Columbus is better than the Indianapolis clone some people project it as being.

German Village is a legitimately great, finely-scaled, old urban neighborhood. The brick cottage vernacular is unlike anything else I've ever seen in the United States. Most of the streets and sidewalks are paved with brick or stone. The only real flaw is it lacks a well-defined business district, but scattered storefronts are peppered throughout, making it plenty walkable.

Columbus's greater downtown area is underwhelming given the level of new investment in the metro area overall. There's still lots of blocks dominated by parking and low-slung commercial buildings on its fringes.

The real densification of Columbus is taking place north of Downtown, along N High Street all the way to University District. This is a pretty impressive corridor. However, it's less than three miles long, and still has some big gaps. There's some nice historic residential neighborhoods on either side of it, but they're more or less built at streetcar suburban densities.

Outside of these areas, there's not really all that much, and it is rather akin to Indianapolis.

Quote:
Originally Posted by mrnyc View Post
cleveland had all that, but it too was chopped up by abandonment, teardowns and urban prairie.

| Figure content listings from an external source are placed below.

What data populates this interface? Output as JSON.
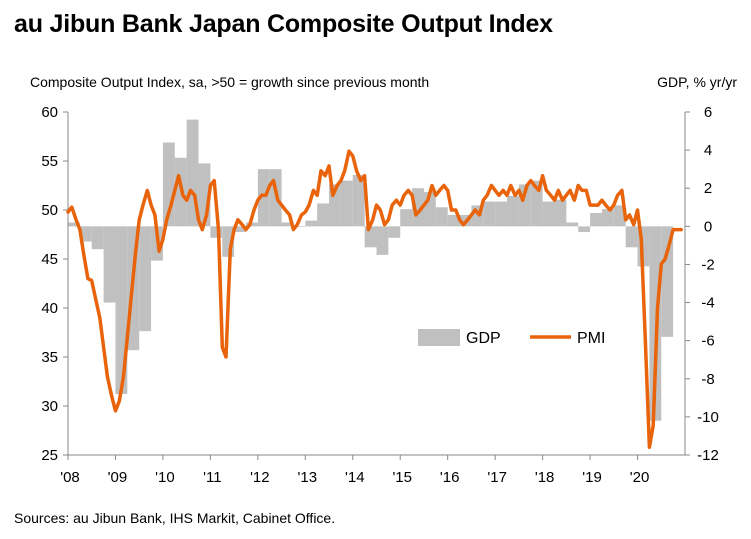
{
  "chart_data": {
    "type": "bar+line",
    "title": "au Jibun Bank Japan Composite Output Index",
    "left_axis_label": "Composite Output Index, sa, >50 = growth since previous month",
    "right_axis_label": "GDP, % yr/yr",
    "source": "Sources: au Jibun Bank, IHS Markit, Cabinet Office.",
    "left_axis": {
      "min": 25,
      "max": 60,
      "ticks": [
        "25",
        "30",
        "35",
        "40",
        "45",
        "50",
        "55",
        "60"
      ]
    },
    "right_axis": {
      "min": -12,
      "max": 6,
      "ticks": [
        "-12",
        "-10",
        "-8",
        "-6",
        "-4",
        "-2",
        "0",
        "2",
        "4",
        "6"
      ]
    },
    "x_axis": {
      "start": 2008.0,
      "end": 2021.0,
      "ticks": [
        "'08",
        "'09",
        "'10",
        "'11",
        "'12",
        "'13",
        "'14",
        "'15",
        "'16",
        "'17",
        "'18",
        "'19",
        "'20"
      ]
    },
    "legend": {
      "bar_label": "GDP",
      "line_label": "PMI",
      "position": "bottom-right"
    },
    "colors": {
      "bar": "#c0c0c0",
      "line": "#e8630a",
      "axis": "#888888"
    },
    "series": [
      {
        "name": "GDP",
        "type": "bar",
        "axis": "right",
        "quarters": [
          "2008Q1",
          "2008Q2",
          "2008Q3",
          "2008Q4",
          "2009Q1",
          "2009Q2",
          "2009Q3",
          "2009Q4",
          "2010Q1",
          "2010Q2",
          "2010Q3",
          "2010Q4",
          "2011Q1",
          "2011Q2",
          "2011Q3",
          "2011Q4",
          "2012Q1",
          "2012Q2",
          "2012Q3",
          "2012Q4",
          "2013Q1",
          "2013Q2",
          "2013Q3",
          "2013Q4",
          "2014Q1",
          "2014Q2",
          "2014Q3",
          "2014Q4",
          "2015Q1",
          "2015Q2",
          "2015Q3",
          "2015Q4",
          "2016Q1",
          "2016Q2",
          "2016Q3",
          "2016Q4",
          "2017Q1",
          "2017Q2",
          "2017Q3",
          "2017Q4",
          "2018Q1",
          "2018Q2",
          "2018Q3",
          "2018Q4",
          "2019Q1",
          "2019Q2",
          "2019Q3",
          "2019Q4",
          "2020Q1",
          "2020Q2",
          "2020Q3"
        ],
        "values": [
          0.2,
          -0.8,
          -1.2,
          -4.0,
          -8.8,
          -6.5,
          -5.5,
          -1.8,
          4.4,
          3.6,
          5.6,
          3.3,
          -0.6,
          -1.6,
          -0.3,
          0.2,
          3.0,
          3.0,
          0.2,
          0.0,
          0.3,
          1.2,
          2.2,
          2.4,
          2.7,
          -1.1,
          -1.5,
          -0.6,
          0.9,
          2.0,
          1.8,
          1.0,
          0.6,
          0.6,
          1.1,
          1.3,
          1.3,
          1.6,
          2.2,
          2.4,
          1.3,
          1.4,
          0.2,
          -0.3,
          0.7,
          0.9,
          1.1,
          -1.1,
          -2.1,
          -10.2,
          -5.8
        ]
      },
      {
        "name": "PMI",
        "type": "line",
        "axis": "left",
        "points": [
          [
            2008.0,
            49.8
          ],
          [
            2008.08,
            50.3
          ],
          [
            2008.17,
            49.0
          ],
          [
            2008.25,
            48.0
          ],
          [
            2008.33,
            45.5
          ],
          [
            2008.42,
            43.0
          ],
          [
            2008.5,
            42.8
          ],
          [
            2008.58,
            41.0
          ],
          [
            2008.67,
            39.0
          ],
          [
            2008.75,
            36.0
          ],
          [
            2008.83,
            33.0
          ],
          [
            2008.92,
            31.0
          ],
          [
            2009.0,
            29.5
          ],
          [
            2009.08,
            30.5
          ],
          [
            2009.17,
            33.0
          ],
          [
            2009.25,
            37.0
          ],
          [
            2009.33,
            41.0
          ],
          [
            2009.42,
            45.5
          ],
          [
            2009.5,
            49.0
          ],
          [
            2009.58,
            50.5
          ],
          [
            2009.67,
            52.0
          ],
          [
            2009.75,
            50.5
          ],
          [
            2009.83,
            49.5
          ],
          [
            2009.92,
            45.8
          ],
          [
            2010.0,
            47.0
          ],
          [
            2010.08,
            49.0
          ],
          [
            2010.17,
            50.5
          ],
          [
            2010.25,
            52.0
          ],
          [
            2010.33,
            53.5
          ],
          [
            2010.42,
            51.5
          ],
          [
            2010.5,
            51.0
          ],
          [
            2010.58,
            52.0
          ],
          [
            2010.67,
            51.5
          ],
          [
            2010.75,
            49.0
          ],
          [
            2010.83,
            48.0
          ],
          [
            2010.92,
            49.5
          ],
          [
            2011.0,
            52.5
          ],
          [
            2011.08,
            53.0
          ],
          [
            2011.17,
            48.0
          ],
          [
            2011.25,
            36.0
          ],
          [
            2011.33,
            35.0
          ],
          [
            2011.42,
            46.0
          ],
          [
            2011.5,
            48.0
          ],
          [
            2011.58,
            49.0
          ],
          [
            2011.67,
            48.5
          ],
          [
            2011.75,
            48.0
          ],
          [
            2011.83,
            48.5
          ],
          [
            2011.92,
            50.0
          ],
          [
            2012.0,
            51.0
          ],
          [
            2012.08,
            51.5
          ],
          [
            2012.17,
            51.5
          ],
          [
            2012.25,
            52.5
          ],
          [
            2012.33,
            53.0
          ],
          [
            2012.42,
            51.0
          ],
          [
            2012.5,
            50.5
          ],
          [
            2012.58,
            50.0
          ],
          [
            2012.67,
            49.5
          ],
          [
            2012.75,
            48.0
          ],
          [
            2012.83,
            48.5
          ],
          [
            2012.92,
            49.5
          ],
          [
            2013.0,
            49.8
          ],
          [
            2013.08,
            50.5
          ],
          [
            2013.17,
            52.0
          ],
          [
            2013.25,
            51.5
          ],
          [
            2013.33,
            54.0
          ],
          [
            2013.42,
            53.5
          ],
          [
            2013.5,
            54.5
          ],
          [
            2013.58,
            51.5
          ],
          [
            2013.67,
            52.5
          ],
          [
            2013.75,
            53.0
          ],
          [
            2013.83,
            54.0
          ],
          [
            2013.92,
            56.0
          ],
          [
            2014.0,
            55.5
          ],
          [
            2014.08,
            54.0
          ],
          [
            2014.17,
            53.0
          ],
          [
            2014.25,
            53.5
          ],
          [
            2014.33,
            48.0
          ],
          [
            2014.42,
            49.0
          ],
          [
            2014.5,
            50.5
          ],
          [
            2014.58,
            50.0
          ],
          [
            2014.67,
            48.5
          ],
          [
            2014.75,
            49.0
          ],
          [
            2014.83,
            50.5
          ],
          [
            2014.92,
            51.0
          ],
          [
            2015.0,
            50.5
          ],
          [
            2015.08,
            51.5
          ],
          [
            2015.17,
            52.0
          ],
          [
            2015.25,
            51.5
          ],
          [
            2015.33,
            49.5
          ],
          [
            2015.42,
            50.0
          ],
          [
            2015.5,
            50.5
          ],
          [
            2015.58,
            51.0
          ],
          [
            2015.67,
            52.5
          ],
          [
            2015.75,
            51.5
          ],
          [
            2015.83,
            52.0
          ],
          [
            2015.92,
            52.5
          ],
          [
            2016.0,
            52.0
          ],
          [
            2016.08,
            50.0
          ],
          [
            2016.17,
            50.0
          ],
          [
            2016.25,
            49.0
          ],
          [
            2016.33,
            48.5
          ],
          [
            2016.42,
            49.0
          ],
          [
            2016.5,
            49.5
          ],
          [
            2016.58,
            50.0
          ],
          [
            2016.67,
            49.5
          ],
          [
            2016.75,
            51.0
          ],
          [
            2016.83,
            51.5
          ],
          [
            2016.92,
            52.5
          ],
          [
            2017.0,
            52.0
          ],
          [
            2017.08,
            51.5
          ],
          [
            2017.17,
            52.0
          ],
          [
            2017.25,
            51.5
          ],
          [
            2017.33,
            52.5
          ],
          [
            2017.42,
            51.5
          ],
          [
            2017.5,
            52.0
          ],
          [
            2017.58,
            51.0
          ],
          [
            2017.67,
            52.5
          ],
          [
            2017.75,
            53.0
          ],
          [
            2017.83,
            52.5
          ],
          [
            2017.92,
            52.0
          ],
          [
            2018.0,
            53.5
          ],
          [
            2018.08,
            52.0
          ],
          [
            2018.17,
            51.5
          ],
          [
            2018.25,
            51.0
          ],
          [
            2018.33,
            52.0
          ],
          [
            2018.42,
            51.0
          ],
          [
            2018.5,
            51.5
          ],
          [
            2018.58,
            52.0
          ],
          [
            2018.67,
            51.0
          ],
          [
            2018.75,
            52.5
          ],
          [
            2018.83,
            52.0
          ],
          [
            2018.92,
            52.0
          ],
          [
            2019.0,
            50.5
          ],
          [
            2019.08,
            50.5
          ],
          [
            2019.17,
            50.5
          ],
          [
            2019.25,
            51.0
          ],
          [
            2019.33,
            50.5
          ],
          [
            2019.42,
            50.0
          ],
          [
            2019.5,
            50.5
          ],
          [
            2019.58,
            51.5
          ],
          [
            2019.67,
            52.0
          ],
          [
            2019.75,
            49.0
          ],
          [
            2019.83,
            49.5
          ],
          [
            2019.92,
            48.5
          ],
          [
            2020.0,
            50.0
          ],
          [
            2020.08,
            47.0
          ],
          [
            2020.17,
            36.0
          ],
          [
            2020.25,
            25.8
          ],
          [
            2020.33,
            28.0
          ],
          [
            2020.42,
            40.0
          ],
          [
            2020.5,
            44.5
          ],
          [
            2020.58,
            45.0
          ],
          [
            2020.67,
            46.5
          ],
          [
            2020.75,
            48.0
          ],
          [
            2020.83,
            48.0
          ],
          [
            2020.92,
            48.0
          ]
        ]
      }
    ]
  }
}
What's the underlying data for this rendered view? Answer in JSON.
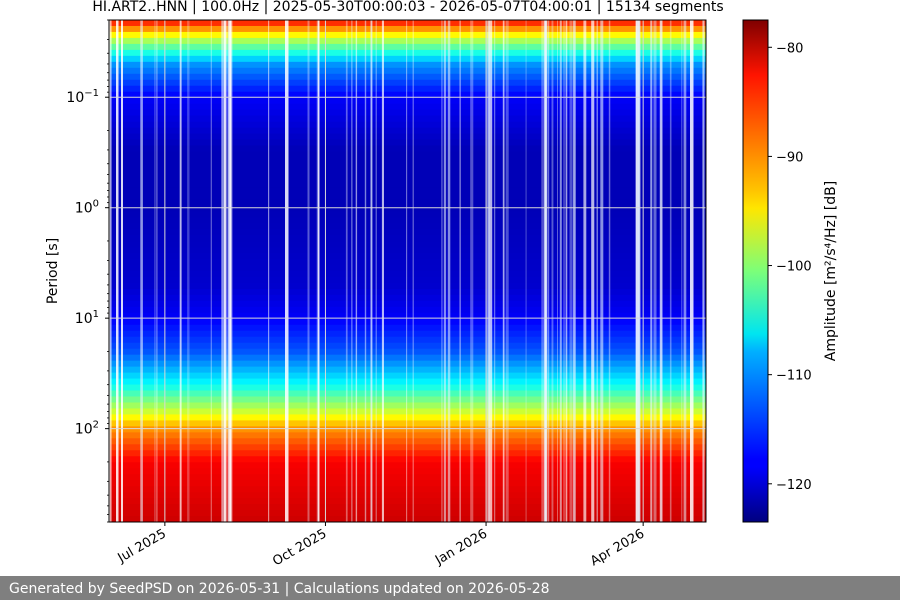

younger people forget when it looked like when it was much more intact/connected than the neighborhood nodes visitors have to figure out today.
I don't think, even at its height, Cleveland was ever built as well or as urban as somewhere like Cinci or St. Louis. Great Lakes cities just tended towards a less intense vernacular (detached wood-framed structures set back from the street more) and Cleveland, like a lot of Great Lakes cities, eschewed the long linear commercial strips in favor of shorter ones and random stores plopped on street corners.

Quote:
Originally Posted by SIGSEGV View Post
Milwaukee east of the Milwaukee river is quite urban.
In places, yes. But similar to Minneapolis there's this weird disconnect in terms of the historic form. Basically Milwaukee either built brick apartment buildings or detached-wood frame houses (or two units which looked identical to detached wood-frame houses) meaning you don't get that nice intermediate density level in terms of urbanity you get in areas which have rowhouses or two/three flats which front right on the sidewalk.

I'd also note that Milwaukee's overall density is helped tremendously by the Latino neighborhoods in South Milwaukee, which are not really all that urban in terms of built vernacular at all.